II should not be passed over hastily: it’s clean, groovy, and snug. The first three tracks, particularly “So Good At Being In Trouble,” are catchy, radio-friendly, and well-written — the breathless hook on that same track is the most beautifully haunting melodic figure on the album. But in an album sense, these songs highlight how the rest of II drags on without intriguing experimentation. “Monki,” weighing in at over seven minutes, doesn’t develop after a lengthy guitar solo over a groove that found this listener’s interest wandering. “Dawn,” a minute-long synthesizer interlude, is an interesting idea, with potential to really break up and reinvigorate the second half of the album, but while the alternative instrumentation lends a refreshing quality, it doesn’t deliver a notable reprieve from the stock-standard guitar, bass, and drums. With a small spectrum of textures, timbres, and harmonic progressions, the music tends to slump, despite the physically energetic efforts of Nielson and his bandmates. There songs are dependent on hooks, but they’re either touched on in a light manner or repeated to excess.

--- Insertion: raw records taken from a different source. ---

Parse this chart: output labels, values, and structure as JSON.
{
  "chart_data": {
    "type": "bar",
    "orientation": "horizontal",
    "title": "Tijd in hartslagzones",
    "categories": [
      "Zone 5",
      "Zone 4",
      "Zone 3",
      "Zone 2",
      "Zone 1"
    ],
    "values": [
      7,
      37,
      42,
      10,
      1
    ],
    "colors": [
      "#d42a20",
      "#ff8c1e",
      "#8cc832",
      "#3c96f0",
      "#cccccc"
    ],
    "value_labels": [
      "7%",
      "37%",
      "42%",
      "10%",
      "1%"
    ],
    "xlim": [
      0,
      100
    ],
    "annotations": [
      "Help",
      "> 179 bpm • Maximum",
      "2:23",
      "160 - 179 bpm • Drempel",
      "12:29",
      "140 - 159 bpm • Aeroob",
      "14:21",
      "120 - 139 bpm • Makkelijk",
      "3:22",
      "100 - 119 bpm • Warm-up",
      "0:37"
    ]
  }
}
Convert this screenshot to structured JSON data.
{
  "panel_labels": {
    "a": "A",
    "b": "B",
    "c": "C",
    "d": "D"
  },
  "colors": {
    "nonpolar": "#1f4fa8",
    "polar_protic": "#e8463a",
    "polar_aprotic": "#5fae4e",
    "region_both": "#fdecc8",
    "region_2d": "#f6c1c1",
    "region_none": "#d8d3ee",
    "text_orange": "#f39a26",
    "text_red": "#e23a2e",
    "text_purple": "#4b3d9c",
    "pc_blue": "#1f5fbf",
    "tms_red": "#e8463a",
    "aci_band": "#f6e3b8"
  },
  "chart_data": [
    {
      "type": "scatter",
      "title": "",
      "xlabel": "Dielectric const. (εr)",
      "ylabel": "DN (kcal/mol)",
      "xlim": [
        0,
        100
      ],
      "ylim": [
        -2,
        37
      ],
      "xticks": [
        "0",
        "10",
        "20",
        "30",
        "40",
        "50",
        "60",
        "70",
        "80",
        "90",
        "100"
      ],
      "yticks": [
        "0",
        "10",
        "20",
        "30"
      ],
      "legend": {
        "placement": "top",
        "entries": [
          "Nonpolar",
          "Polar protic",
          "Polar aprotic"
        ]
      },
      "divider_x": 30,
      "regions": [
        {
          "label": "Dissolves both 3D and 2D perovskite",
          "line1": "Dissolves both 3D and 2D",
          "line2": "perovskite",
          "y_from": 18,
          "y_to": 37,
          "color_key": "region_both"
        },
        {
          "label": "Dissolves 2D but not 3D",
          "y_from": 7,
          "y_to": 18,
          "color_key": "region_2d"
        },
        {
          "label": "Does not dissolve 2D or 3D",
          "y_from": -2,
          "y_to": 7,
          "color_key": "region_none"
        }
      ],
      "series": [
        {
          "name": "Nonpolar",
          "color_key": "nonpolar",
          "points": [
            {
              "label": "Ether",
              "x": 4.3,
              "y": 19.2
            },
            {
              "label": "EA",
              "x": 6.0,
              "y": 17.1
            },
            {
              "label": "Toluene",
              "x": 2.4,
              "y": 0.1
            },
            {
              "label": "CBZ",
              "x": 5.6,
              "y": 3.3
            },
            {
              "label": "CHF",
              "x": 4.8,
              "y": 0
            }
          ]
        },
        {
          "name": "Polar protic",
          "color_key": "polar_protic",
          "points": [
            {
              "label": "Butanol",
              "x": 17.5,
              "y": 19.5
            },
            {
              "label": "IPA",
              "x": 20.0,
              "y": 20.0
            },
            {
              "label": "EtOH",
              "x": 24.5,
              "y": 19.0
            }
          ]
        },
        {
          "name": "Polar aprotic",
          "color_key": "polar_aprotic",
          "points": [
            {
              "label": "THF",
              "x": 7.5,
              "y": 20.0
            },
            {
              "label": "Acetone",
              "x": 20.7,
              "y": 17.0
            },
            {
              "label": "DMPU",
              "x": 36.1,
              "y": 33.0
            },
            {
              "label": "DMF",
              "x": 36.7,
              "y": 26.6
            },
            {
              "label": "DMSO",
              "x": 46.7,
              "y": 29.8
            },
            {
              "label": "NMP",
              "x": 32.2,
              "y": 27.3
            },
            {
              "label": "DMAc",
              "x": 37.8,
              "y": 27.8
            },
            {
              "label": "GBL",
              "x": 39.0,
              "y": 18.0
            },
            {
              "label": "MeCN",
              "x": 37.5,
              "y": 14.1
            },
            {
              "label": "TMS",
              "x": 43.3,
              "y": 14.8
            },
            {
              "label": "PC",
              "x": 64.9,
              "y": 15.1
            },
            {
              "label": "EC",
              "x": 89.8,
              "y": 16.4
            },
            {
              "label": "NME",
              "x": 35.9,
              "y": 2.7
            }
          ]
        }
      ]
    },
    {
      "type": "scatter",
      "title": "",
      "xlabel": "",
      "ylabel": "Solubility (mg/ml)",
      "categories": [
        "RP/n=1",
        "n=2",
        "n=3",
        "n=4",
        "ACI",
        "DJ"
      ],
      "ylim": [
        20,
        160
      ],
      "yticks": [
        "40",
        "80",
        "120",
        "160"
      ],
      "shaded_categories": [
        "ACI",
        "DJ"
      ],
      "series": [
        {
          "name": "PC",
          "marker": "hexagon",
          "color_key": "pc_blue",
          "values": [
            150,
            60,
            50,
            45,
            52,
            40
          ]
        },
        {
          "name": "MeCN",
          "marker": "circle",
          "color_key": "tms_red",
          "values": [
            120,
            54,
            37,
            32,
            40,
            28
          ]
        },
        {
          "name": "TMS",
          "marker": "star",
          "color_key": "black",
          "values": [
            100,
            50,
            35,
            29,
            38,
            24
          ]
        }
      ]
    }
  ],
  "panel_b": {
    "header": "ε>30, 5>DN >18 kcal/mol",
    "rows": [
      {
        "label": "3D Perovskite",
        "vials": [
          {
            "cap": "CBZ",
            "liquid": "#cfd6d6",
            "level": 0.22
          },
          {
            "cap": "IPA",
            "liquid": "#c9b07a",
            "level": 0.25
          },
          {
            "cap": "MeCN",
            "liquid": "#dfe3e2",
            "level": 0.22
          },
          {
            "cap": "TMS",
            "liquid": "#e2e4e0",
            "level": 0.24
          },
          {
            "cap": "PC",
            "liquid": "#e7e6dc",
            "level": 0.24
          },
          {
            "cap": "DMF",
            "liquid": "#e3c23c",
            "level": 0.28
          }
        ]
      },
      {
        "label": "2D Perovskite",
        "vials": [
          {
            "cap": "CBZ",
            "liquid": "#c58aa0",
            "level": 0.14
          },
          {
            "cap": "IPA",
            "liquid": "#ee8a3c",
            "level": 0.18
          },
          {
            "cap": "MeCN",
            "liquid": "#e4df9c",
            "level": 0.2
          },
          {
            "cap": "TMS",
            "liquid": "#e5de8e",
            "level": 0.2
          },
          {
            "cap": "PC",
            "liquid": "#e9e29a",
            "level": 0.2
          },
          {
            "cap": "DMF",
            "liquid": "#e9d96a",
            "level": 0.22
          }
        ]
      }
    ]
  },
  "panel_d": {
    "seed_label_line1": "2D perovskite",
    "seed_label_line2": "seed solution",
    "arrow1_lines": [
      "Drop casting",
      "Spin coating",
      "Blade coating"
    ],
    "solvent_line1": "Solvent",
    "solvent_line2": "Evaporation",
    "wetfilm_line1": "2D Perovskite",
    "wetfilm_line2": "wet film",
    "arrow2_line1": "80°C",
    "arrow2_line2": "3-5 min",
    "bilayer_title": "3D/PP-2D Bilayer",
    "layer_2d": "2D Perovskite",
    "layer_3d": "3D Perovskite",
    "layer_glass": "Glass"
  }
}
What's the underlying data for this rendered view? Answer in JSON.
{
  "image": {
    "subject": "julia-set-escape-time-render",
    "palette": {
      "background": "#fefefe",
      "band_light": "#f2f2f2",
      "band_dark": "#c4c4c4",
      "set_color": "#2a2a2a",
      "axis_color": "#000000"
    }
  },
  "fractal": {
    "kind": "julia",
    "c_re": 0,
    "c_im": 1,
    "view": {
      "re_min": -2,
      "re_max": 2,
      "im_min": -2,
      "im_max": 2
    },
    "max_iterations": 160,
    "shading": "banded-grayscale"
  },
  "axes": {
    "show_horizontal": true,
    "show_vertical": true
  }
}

And while there are a few choruses that instantly click into the aforementioned radio-gear and demand a sing-a-long, some of the songs suffer from a lack of solid direction. It’s cruisy music, which will suit some and irritate others. Tracks pad off into light guitar motifs with drum grooves clacking away in the distance or quickly fade-out at awkward places that push the listener away, disenchanted. Couple that with the overall squeaky-clean production and, due to conflict and elemental dissonance, the interest starts to wane, quickly losing shape and narrative tension. It can be tempting to give UMO a cop-out and label it as mood-music for a certain environment, but one just has to name a couple of contemporaries in the same field (Tame Impala, Connan Mockasin) to diminish the album’s fashionable quality.
As a listener inspired by their first album, I was looking for more of an adventurous spirit in this sequel. Nielson tries somewhat by channeling luminaries like Led Zeppelin and Cream, but the instilled character is slightly hazy, just like his dreams, his dissolution of self. It’s funny, for all this talk of “I’m so lonely,” “I wish I could swim and sleep like a shark,” I, I, I, we don’t get a sense of our protagonist’s persona being projected at us or explored on a more sophisticated level. And this perhaps says something about the album itself: II, in its ultimately so-so form, proves slightly disappointing after the joyous romp of Unknown Mortal Orchestra, and while it still has a few standout moments that grab the listener and spark a mood, it’s only occasionally eventful and, ultimately, doesn’t reach the heights of its predecessor.